Tapi jika itu kenyataannya, pertimbangkan ini. Episode kedua movie tersebut, di mana para karakter mencoba (tetapi tidak berhasil) untuk mencari tahu siapa yang meluncurkan serangan tersebut, diberi judul “A Bullet Hitting a Bullet.” Kedengarannya seperti khayalan puitis, namun dalam episode tersebut frasa tersebut digunakan, secara spesifik, untuk menjelaskan mengapa sistem pertahanan rudal kita kurang efektif dibandingkan yang Anda atau saya kira. Film tersebut menegaskan bahwa jika sebuah nuklir jahat melaju menuju Chicago, kemungkinan salah satu rudal kita dapat menjatuhkannya dari langit akan sebanding dengan kemungkinan sebuah peluru mengenai peluru.
Bagi orang awam, gambaran itu masuk akal. Sebuah nuklir yang ditembakkan ke AS akan melakukan perjalanan sangat cepat (seperti peluru). Sebuah rudal yang diluncurkan untuk menetralisir nuklir itu juga akan terbang sangat cepat (seperti peluru). Jadi satu peluru harus mengenai peluru lainnya. Berpura-puralah seseorang sedang menembakkan gun dan mencoba melakukan itu. Berapa peluang peluru mengenai peluru? Menurut saya mendekati nol.

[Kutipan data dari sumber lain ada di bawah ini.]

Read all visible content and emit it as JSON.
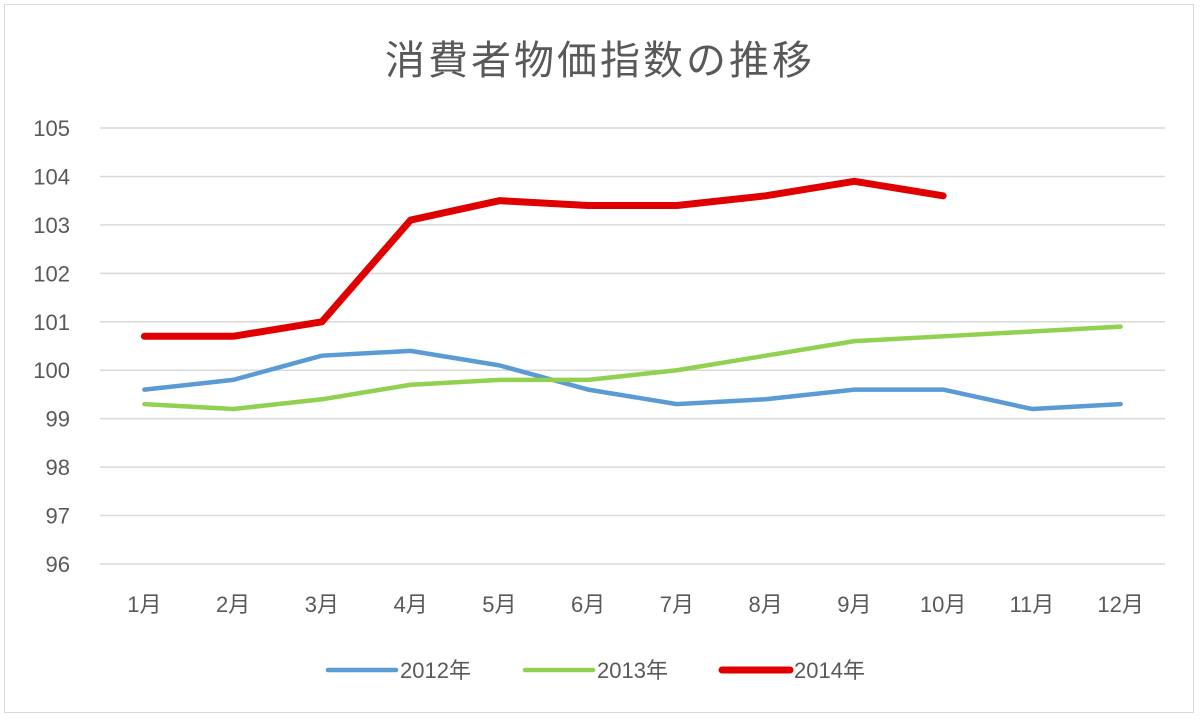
{
  "chart_data": {
    "type": "line",
    "title": "消費者物価指数の推移",
    "xlabel": "",
    "ylabel": "",
    "categories": [
      "1月",
      "2月",
      "3月",
      "4月",
      "5月",
      "6月",
      "7月",
      "8月",
      "9月",
      "10月",
      "11月",
      "12月"
    ],
    "ylim": [
      96,
      105
    ],
    "yticks": [
      "96",
      "97",
      "98",
      "99",
      "100",
      "101",
      "102",
      "103",
      "104",
      "105"
    ],
    "grid": true,
    "legend_position": "bottom",
    "series": [
      {
        "name": "2012年",
        "color": "#5b9bd5",
        "values": [
          99.6,
          99.8,
          100.3,
          100.4,
          100.1,
          99.6,
          99.3,
          99.4,
          99.6,
          99.6,
          99.2,
          99.3
        ]
      },
      {
        "name": "2013年",
        "color": "#92d050",
        "values": [
          99.3,
          99.2,
          99.4,
          99.7,
          99.8,
          99.8,
          100.0,
          100.3,
          100.6,
          100.7,
          100.8,
          100.9
        ]
      },
      {
        "name": "2014年",
        "color": "#e00000",
        "values": [
          100.7,
          100.7,
          101.0,
          103.1,
          103.5,
          103.4,
          103.4,
          103.6,
          103.9,
          103.6,
          null,
          null
        ]
      }
    ]
  }
}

Tapi tunggu sebentar. Saya pikir film tersebut baru saja memberi tahu kita bahwa peluang keberhasilan dalam situasi ini adalah 61 persen. (Bukan 60 atau 62 persen. 61 ) Ini bukanlah kemungkinan yang paling besar, namun juga bukan yang terburuk. Namun sekarang film tersebut memberi tahu kita bahwa peluang suksesnya hampir nol. Jadi yang mana? Pelemparan koin … atau peluru yang mengenai peluru? Apakah Anda melihat betapa sedikitnya “Rumah Dinamit”? Selain itu, saya bukan ahlinya, tapi cara kerja misil pencari panas bukanlah seperti itu.

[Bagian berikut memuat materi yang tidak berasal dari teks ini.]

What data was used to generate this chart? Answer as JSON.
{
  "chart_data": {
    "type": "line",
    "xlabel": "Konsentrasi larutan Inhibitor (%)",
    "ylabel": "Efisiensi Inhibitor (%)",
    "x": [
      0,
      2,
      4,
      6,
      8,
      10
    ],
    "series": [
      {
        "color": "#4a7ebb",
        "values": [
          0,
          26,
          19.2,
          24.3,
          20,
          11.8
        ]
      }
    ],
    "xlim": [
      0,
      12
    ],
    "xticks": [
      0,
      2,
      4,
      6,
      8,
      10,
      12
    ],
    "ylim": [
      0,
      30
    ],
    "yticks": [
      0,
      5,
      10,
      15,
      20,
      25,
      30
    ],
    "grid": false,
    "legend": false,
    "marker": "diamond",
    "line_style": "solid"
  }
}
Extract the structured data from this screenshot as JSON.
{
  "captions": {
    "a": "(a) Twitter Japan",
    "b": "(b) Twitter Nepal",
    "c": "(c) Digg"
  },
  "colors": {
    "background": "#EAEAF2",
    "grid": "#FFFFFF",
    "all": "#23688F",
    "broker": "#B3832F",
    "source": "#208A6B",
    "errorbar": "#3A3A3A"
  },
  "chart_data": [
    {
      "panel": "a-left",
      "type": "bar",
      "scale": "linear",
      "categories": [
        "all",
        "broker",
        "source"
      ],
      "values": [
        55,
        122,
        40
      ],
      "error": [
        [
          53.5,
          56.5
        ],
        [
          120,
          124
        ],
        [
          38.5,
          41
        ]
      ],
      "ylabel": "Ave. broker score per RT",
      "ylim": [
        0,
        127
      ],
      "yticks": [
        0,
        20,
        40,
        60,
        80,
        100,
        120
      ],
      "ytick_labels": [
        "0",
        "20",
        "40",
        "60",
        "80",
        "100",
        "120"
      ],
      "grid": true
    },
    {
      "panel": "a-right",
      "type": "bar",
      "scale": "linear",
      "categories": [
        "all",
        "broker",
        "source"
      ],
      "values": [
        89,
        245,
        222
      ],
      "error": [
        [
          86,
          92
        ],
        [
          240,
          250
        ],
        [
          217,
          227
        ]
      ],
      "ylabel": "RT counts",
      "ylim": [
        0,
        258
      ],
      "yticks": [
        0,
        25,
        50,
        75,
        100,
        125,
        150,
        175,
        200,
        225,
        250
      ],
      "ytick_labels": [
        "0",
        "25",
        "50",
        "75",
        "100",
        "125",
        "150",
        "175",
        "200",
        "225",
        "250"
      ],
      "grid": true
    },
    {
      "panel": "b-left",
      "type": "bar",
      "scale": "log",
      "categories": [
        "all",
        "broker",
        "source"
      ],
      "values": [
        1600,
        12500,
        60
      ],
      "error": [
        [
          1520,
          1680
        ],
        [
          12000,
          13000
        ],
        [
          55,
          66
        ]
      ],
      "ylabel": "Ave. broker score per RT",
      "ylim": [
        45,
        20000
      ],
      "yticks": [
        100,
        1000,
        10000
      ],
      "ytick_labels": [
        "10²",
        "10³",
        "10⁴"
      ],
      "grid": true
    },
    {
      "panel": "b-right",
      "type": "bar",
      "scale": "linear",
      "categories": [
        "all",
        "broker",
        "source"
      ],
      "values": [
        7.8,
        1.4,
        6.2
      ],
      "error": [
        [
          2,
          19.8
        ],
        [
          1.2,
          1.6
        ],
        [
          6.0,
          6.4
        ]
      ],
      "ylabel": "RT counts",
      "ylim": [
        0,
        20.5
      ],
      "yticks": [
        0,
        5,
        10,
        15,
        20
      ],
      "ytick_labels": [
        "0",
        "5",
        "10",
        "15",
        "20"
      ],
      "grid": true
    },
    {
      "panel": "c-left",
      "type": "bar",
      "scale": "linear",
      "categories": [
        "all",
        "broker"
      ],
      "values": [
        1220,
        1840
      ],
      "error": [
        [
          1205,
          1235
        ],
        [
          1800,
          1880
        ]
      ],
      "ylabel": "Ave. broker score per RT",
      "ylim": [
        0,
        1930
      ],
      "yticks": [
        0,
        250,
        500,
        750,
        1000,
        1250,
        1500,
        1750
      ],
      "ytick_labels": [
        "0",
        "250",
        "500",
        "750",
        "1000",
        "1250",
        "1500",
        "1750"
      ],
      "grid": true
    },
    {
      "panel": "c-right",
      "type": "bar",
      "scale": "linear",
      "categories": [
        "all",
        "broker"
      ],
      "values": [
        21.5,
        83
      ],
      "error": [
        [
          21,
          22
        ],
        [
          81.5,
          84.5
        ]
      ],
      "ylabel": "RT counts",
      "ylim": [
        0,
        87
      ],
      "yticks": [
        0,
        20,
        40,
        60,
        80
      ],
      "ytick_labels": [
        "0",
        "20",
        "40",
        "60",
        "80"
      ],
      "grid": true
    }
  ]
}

Ada banyak film bagus yang dibuat berdasarkan prospek serangan nuklir yang akan memicu ledakan. “Dr. Strangelove” tentu saja merupakan komedi visioner, namun dibingkai sebagai hitung mundur menuju kiamat yang sangat tidak menyenangkan. “Fail Safe,” movie thriller nuklir Sidney Lumet yang hebat, dirilis pada tahun yang sama dengan “Dr. Strangelove” (1964, hanya sembilan bulan kemudian, dan dalam banyak hal ini merupakan movie yang bahkan lebih memukau. Dan 25 tahun yang lalu, drama sejarah politik “Thirteen Days,” yang sebagian besar berlatar di Oval Workplace (dengan penampilan definitif oleh Bruce Greenwood sebagai JFK), menggambarkan cara kerja Krisis Rudal Kuba dengan psikologi yang memukau dan realpolitik di dalam yang menghipnotis untuk dilihat. Film ini menunjukkan kepada kita seberapa dekat kita (lebih dekat daripada yang diketahui pada saat itu, atau bertahun-tahun setelahnya).
Ketiga movie tersebut, dengan cara yang berbeda-beda, merupakan karya seni peringatan yang tak kenal takut. Tapi “A Home of Dynamite” terlalu hiperbolis dalam menekan tombol alarm system, semua demi menekan tombol kita, sehingga kemungkinan paling berbahaya yang muncul dalam movie ini adalah bahwa siapa pun akan benar-benar tertipu.